Kabul, Sarah’ımızın ateşli bir feministin tüylerini diken diken edebilecek türden aşırı munis bir karakteri var, en büyük hayaliyse “çocukluk” aşkıyla evlenip sonsuza dek mutlu yaşamak. Fakat dünyanın en büyük hayalperesti olan Sarah bir yandan da öyle tatlı ki. Hayvanları ve çiçekleri çok seviyor, saçlarına papatyalar takıyor, boyuna bosuna bakmadan minik bahçesinde leziz yabanmersinleri ve mantarlar yetiştiriyor. Dahası haylaz ablalarına inat, hiç yaramazlık yapmıyor, usluluktan taviz vermiyor, annesiyle babasını üzmüyor. Eh, bu durumda nasıl oluyor da ikide bir başını derde sokmayı başarıyor diye merak ettiğinizin farkındayım ama benden bu kadar. Ser verip sır vermeyerek Artemis Çocuk Yayınları’ndan çıkan kitapları okumanızı öneriyorum.
Maceracılar kraliçesi
Yine Artemis Çocuk’tan çıkan ve çok sevdiğim birkaç başka seri daha var. Hepsinin yaratıcısı aynı: “William Shakespeare ve Agatha Christie’den sonra en çok okunan yazar” unvanını elinde bulunduran ve sinemada Helena Bonham-Carter tarafından canlandırılan muhteşem Enid Blyton.

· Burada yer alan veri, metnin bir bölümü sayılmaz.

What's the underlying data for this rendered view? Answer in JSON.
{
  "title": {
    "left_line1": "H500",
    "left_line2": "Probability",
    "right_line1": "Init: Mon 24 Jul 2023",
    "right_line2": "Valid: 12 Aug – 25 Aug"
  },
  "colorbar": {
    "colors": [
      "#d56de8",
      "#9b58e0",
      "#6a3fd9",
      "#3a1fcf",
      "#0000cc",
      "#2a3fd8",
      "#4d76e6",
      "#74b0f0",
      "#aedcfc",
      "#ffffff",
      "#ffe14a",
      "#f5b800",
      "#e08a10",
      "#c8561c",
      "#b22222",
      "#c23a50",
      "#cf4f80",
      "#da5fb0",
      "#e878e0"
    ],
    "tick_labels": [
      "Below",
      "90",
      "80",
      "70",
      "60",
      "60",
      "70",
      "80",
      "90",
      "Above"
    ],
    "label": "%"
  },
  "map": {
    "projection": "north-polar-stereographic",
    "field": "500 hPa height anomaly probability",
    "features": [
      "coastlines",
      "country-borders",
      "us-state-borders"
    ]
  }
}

İnanılır gibi değil ama 1930’larda kazandığı ününü hâlâ koruyan Blyton’un 90 dile çevrilen kitapları tüm dünyada bugüne dek 600 milyondan fazla satmış. Hangisini anlatayım, bilemiyorum… Maceradan maceraya koşup sayısız sırrı aydınlatan ufaklıklarla tanıştığımız “Afacan Beş’ler” yahut “Gizli Yedi’ler” serilerini mi? Birbirinden şeker “Macera Çetesi” yahut “Yaramaz Kızlar” kitaplarını mı? “Büyülü Orman” gibi harikulade masal kitaplarını mı?

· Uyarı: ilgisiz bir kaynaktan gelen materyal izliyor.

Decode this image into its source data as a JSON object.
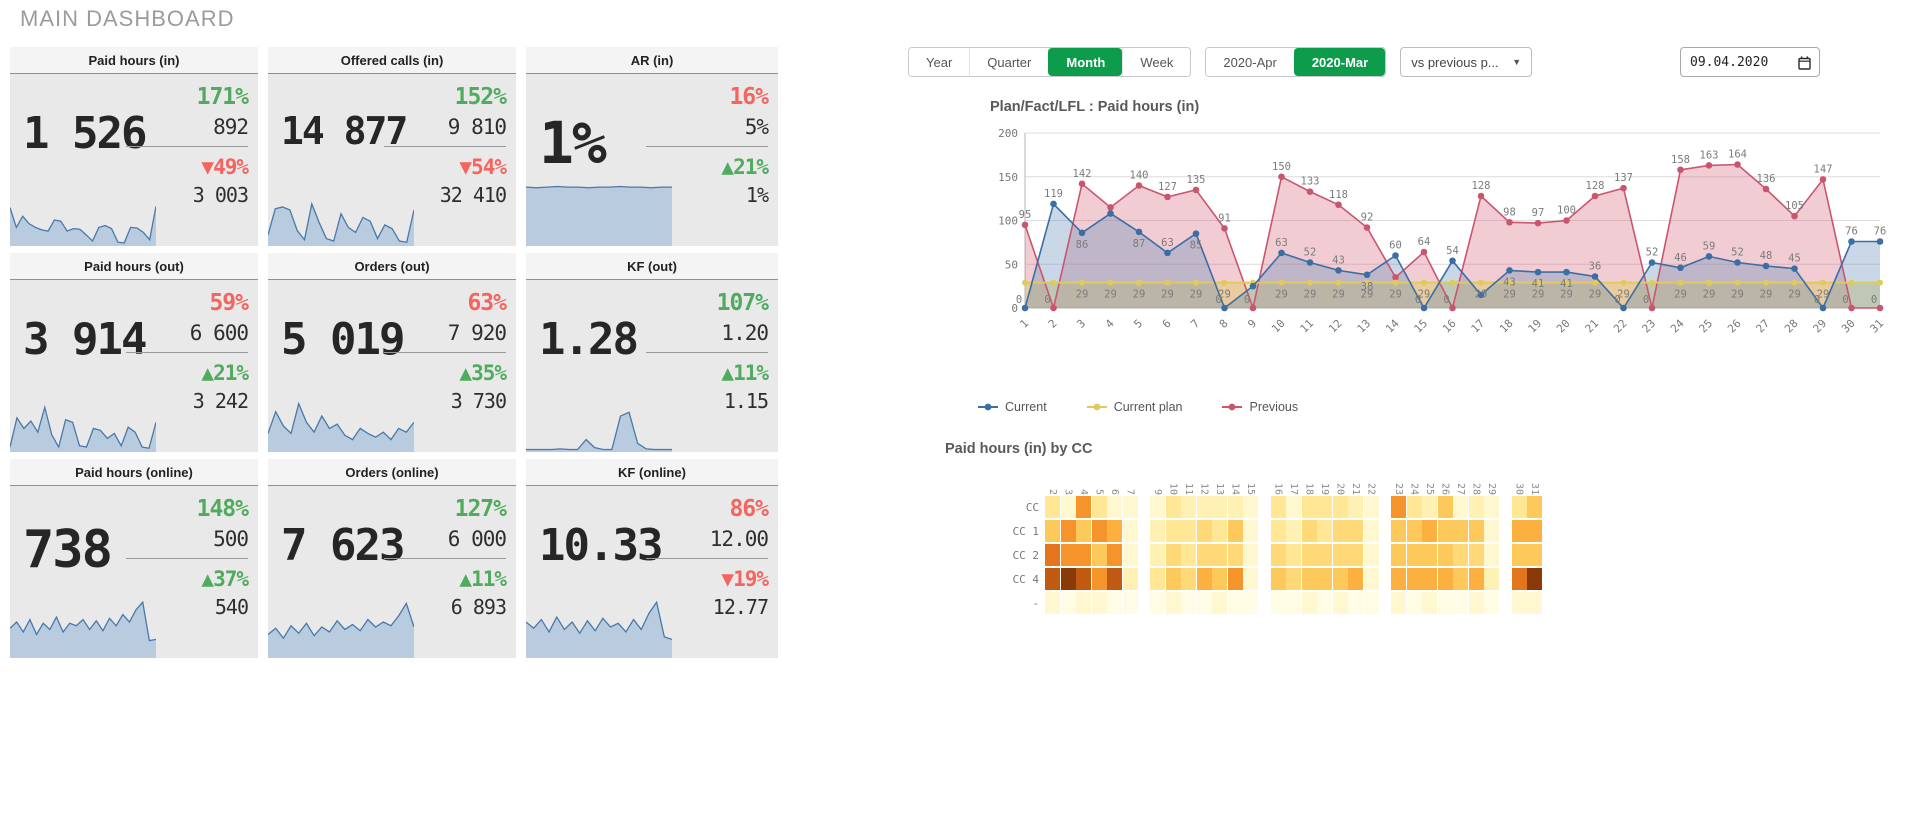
{
  "title": "MAIN DASHBOARD",
  "colors": {
    "green": "#50ab5e",
    "red": "#f4655f",
    "active_green": "#0d9b4c",
    "spark_line": "#4a78a8",
    "spark_fill": "#b9cbdf",
    "series_blue": "#3a6ea5",
    "series_yellow": "#e0ca5c",
    "series_red": "#c9566e"
  },
  "kpis": [
    {
      "title": "Paid hours (in)",
      "value": "1 526",
      "pct1": "171%",
      "pct1_color": "green",
      "val1": "892",
      "pct2": "▼49%",
      "pct2_color": "red",
      "val2": "3 003",
      "sparkline": [
        62,
        30,
        48,
        36,
        30,
        26,
        24,
        42,
        40,
        24,
        28,
        27,
        18,
        8,
        30,
        33,
        28,
        6,
        5,
        30,
        29,
        22,
        10,
        64
      ]
    },
    {
      "title": "Offered calls (in)",
      "value": "14 877",
      "pct1": "152%",
      "pct1_color": "green",
      "val1": "9 810",
      "pct2": "▼54%",
      "pct2_color": "red",
      "val2": "32 410",
      "sparkline": [
        18,
        60,
        63,
        58,
        25,
        10,
        68,
        38,
        12,
        8,
        52,
        30,
        22,
        46,
        40,
        12,
        34,
        28,
        8,
        6,
        58
      ]
    },
    {
      "title": "AR (in)",
      "value": "1%",
      "pct1": "16%",
      "pct1_color": "red",
      "val1": "5%",
      "pct2": "▲21%",
      "pct2_color": "green",
      "val2": "1%",
      "sparkline": [
        95,
        94,
        95,
        96,
        95,
        95,
        94,
        95,
        95,
        96,
        95,
        95,
        94,
        95,
        95
      ]
    },
    {
      "title": "Paid hours (out)",
      "value": "3 914",
      "pct1": "59%",
      "pct1_color": "red",
      "val1": "6 600",
      "pct2": "▲21%",
      "pct2_color": "green",
      "val2": "3 242",
      "sparkline": [
        8,
        55,
        38,
        50,
        32,
        72,
        28,
        8,
        52,
        48,
        10,
        8,
        38,
        35,
        22,
        30,
        10,
        40,
        32,
        8,
        6,
        48
      ]
    },
    {
      "title": "Orders (out)",
      "value": "5 019",
      "pct1": "63%",
      "pct1_color": "red",
      "val1": "7 920",
      "pct2": "▲35%",
      "pct2_color": "green",
      "val2": "3 730",
      "sparkline": [
        30,
        65,
        42,
        30,
        78,
        48,
        32,
        58,
        38,
        45,
        27,
        20,
        38,
        30,
        24,
        32,
        20,
        38,
        32,
        48
      ]
    },
    {
      "title": "KF (out)",
      "value": "1.28",
      "pct1": "107%",
      "pct1_color": "green",
      "val1": "1.20",
      "pct2": "▲11%",
      "pct2_color": "green",
      "val2": "1.15",
      "sparkline": [
        4,
        4,
        4,
        4,
        5,
        4,
        4,
        20,
        7,
        4,
        4,
        58,
        64,
        14,
        5,
        4,
        4,
        4
      ]
    },
    {
      "title": "Paid hours (online)",
      "value": "738",
      "pct1": "148%",
      "pct1_color": "green",
      "val1": "500",
      "pct2": "▲37%",
      "pct2_color": "green",
      "val2": "540",
      "sparkline": [
        48,
        58,
        42,
        62,
        38,
        56,
        46,
        66,
        42,
        56,
        52,
        62,
        46,
        60,
        44,
        64,
        52,
        70,
        58,
        78,
        90,
        28,
        30
      ]
    },
    {
      "title": "Orders (online)",
      "value": "7 623",
      "pct1": "127%",
      "pct1_color": "green",
      "val1": "6 000",
      "pct2": "▲11%",
      "pct2_color": "green",
      "val2": "6 893",
      "sparkline": [
        38,
        48,
        32,
        52,
        40,
        56,
        36,
        50,
        42,
        60,
        46,
        54,
        44,
        62,
        50,
        58,
        52,
        68,
        88,
        50
      ]
    },
    {
      "title": "KF (online)",
      "value": "10.33",
      "pct1": "86%",
      "pct1_color": "red",
      "val1": "12.00",
      "pct2": "▼19%",
      "pct2_color": "red",
      "val2": "12.77",
      "sparkline": [
        58,
        48,
        62,
        42,
        66,
        46,
        58,
        40,
        60,
        44,
        64,
        50,
        56,
        42,
        62,
        46,
        72,
        90,
        34,
        30
      ]
    }
  ],
  "toolbar": {
    "period_buttons": [
      {
        "label": "Year",
        "active": false
      },
      {
        "label": "Quarter",
        "active": false
      },
      {
        "label": "Month",
        "active": true
      },
      {
        "label": "Week",
        "active": false
      }
    ],
    "month_buttons": [
      {
        "label": "2020-Apr",
        "active": false
      },
      {
        "label": "2020-Mar",
        "active": true
      }
    ],
    "compare_dropdown": "vs previous p...",
    "date_value": "09.04.2020"
  },
  "chart_data": [
    {
      "type": "line",
      "title": "Plan/Fact/LFL : Paid hours (in)",
      "x": [
        1,
        2,
        3,
        4,
        5,
        6,
        7,
        8,
        9,
        10,
        11,
        12,
        13,
        14,
        15,
        16,
        17,
        18,
        19,
        20,
        21,
        22,
        23,
        24,
        25,
        26,
        27,
        28,
        29,
        30,
        31
      ],
      "ylim": [
        0,
        200
      ],
      "yticks": [
        0,
        50,
        100,
        150,
        200
      ],
      "grid": true,
      "legend_position": "bottom",
      "series": [
        {
          "name": "Current",
          "color": "#3a6ea5",
          "values": [
            0,
            119,
            86,
            108,
            87,
            63,
            85,
            0,
            25,
            63,
            52,
            43,
            38,
            60,
            0,
            54,
            15,
            43,
            41,
            41,
            36,
            0,
            52,
            46,
            59,
            52,
            48,
            45,
            0,
            76,
            76
          ],
          "hide_value_labels": [
            3,
            8,
            16
          ]
        },
        {
          "name": "Current plan",
          "color": "#e0ca5c",
          "values": [
            29,
            29,
            29,
            29,
            29,
            29,
            29,
            29,
            29,
            29,
            29,
            29,
            29,
            29,
            29,
            29,
            29,
            29,
            29,
            29,
            29,
            29,
            29,
            29,
            29,
            29,
            29,
            29,
            29,
            29,
            29
          ],
          "label_days": [
            3,
            4,
            5,
            6,
            7,
            8,
            10,
            11,
            12,
            13,
            14,
            15,
            17,
            18,
            19,
            20,
            21,
            22,
            24,
            25,
            26,
            27,
            28,
            29
          ]
        },
        {
          "name": "Previous",
          "color": "#c9566e",
          "values": [
            95,
            0,
            142,
            115,
            140,
            127,
            135,
            91,
            0,
            150,
            133,
            118,
            92,
            35,
            64,
            0,
            128,
            98,
            97,
            100,
            128,
            137,
            0,
            158,
            163,
            164,
            136,
            105,
            147,
            0,
            0
          ],
          "hide_value_labels": [
            3,
            13
          ]
        }
      ]
    },
    {
      "type": "heatmap",
      "title": "Paid hours (in) by CC",
      "rows": [
        "CC",
        "CC 1",
        "CC 2",
        "CC 4",
        "-"
      ],
      "columns": [
        2,
        3,
        4,
        5,
        6,
        7,
        9,
        10,
        11,
        12,
        13,
        14,
        15,
        16,
        17,
        18,
        19,
        20,
        21,
        22,
        23,
        24,
        25,
        26,
        27,
        28,
        29,
        30,
        31
      ],
      "column_group_breaks_after": [
        7,
        15,
        22,
        29
      ],
      "values": [
        [
          3,
          1,
          7,
          3,
          1,
          1,
          1,
          3,
          2,
          2,
          2,
          2,
          1,
          3,
          1,
          3,
          3,
          3,
          2,
          1,
          7,
          3,
          2,
          5,
          1,
          2,
          1,
          3,
          5
        ],
        [
          5,
          7,
          5,
          7,
          6,
          1,
          2,
          3,
          3,
          4,
          3,
          5,
          1,
          3,
          2,
          4,
          3,
          4,
          4,
          1,
          5,
          5,
          6,
          5,
          5,
          5,
          1,
          6,
          6
        ],
        [
          8,
          7,
          7,
          5,
          7,
          1,
          2,
          4,
          3,
          4,
          4,
          4,
          1,
          4,
          3,
          4,
          4,
          4,
          4,
          1,
          5,
          5,
          5,
          5,
          4,
          4,
          1,
          5,
          5
        ],
        [
          9,
          10,
          9,
          7,
          9,
          2,
          3,
          5,
          4,
          6,
          5,
          7,
          1,
          5,
          4,
          5,
          5,
          5,
          6,
          1,
          6,
          6,
          6,
          6,
          5,
          6,
          2,
          8,
          10
        ],
        [
          1,
          0,
          1,
          1,
          0,
          0,
          0,
          1,
          0,
          0,
          1,
          0,
          0,
          0,
          0,
          1,
          0,
          1,
          0,
          0,
          1,
          0,
          1,
          0,
          0,
          1,
          0,
          1,
          1
        ]
      ],
      "palette": [
        "#fffce5",
        "#fff7cf",
        "#fff1b3",
        "#ffe795",
        "#ffd978",
        "#fec95b",
        "#fbb03f",
        "#f5942b",
        "#e2761c",
        "#c05a10",
        "#8a3a06"
      ]
    }
  ]
}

Bu bir Enid Blyton yazısı olsa size bir sürü başka bilgi daha verir, mesela yazarın başarısının esas sırrının yanında çalıştırdığı kalabalık hayalet yazarlar ordusu olduğu yolundaki sevimsiz rivayetleri aktarır, bazı kitaplarının, içerdikleri kadın-erkek ayrımcılığı ya da ırkçılık gibi nahoş sebeplerle bir zamanlar bazı İngiliz okullarında yasaklandığını falan anlatırdım. İşin gerçeği, tıpkı az önce sözünü ettiğim “Ayşegül” serisi gibi, Enid Blyton kitapları da günümüz okurlarına hafiften aykırı gelebilecek bazı ayrıntılar içeriyor. Yine de bu gerçek, kitapların büyüsünü bozmuyor. Evet, bir parça demodeler ama onları güzel yapan şey de aslında bu. Ayrıca bence hâlâ çok eğlenceliler. Çocuklara merak, cesaret ve işbirliği ruhu aşılıyorlar. İçimdeki iflah olmaz kitap kurdunun fısıltısını duyabiliyorum: “Şu hayatta her çocuğun, Enid Blyton’la tanışması şart.”
Daha da güzel olan şu: Enid Blyton serileri yetişkinlere yasak değil!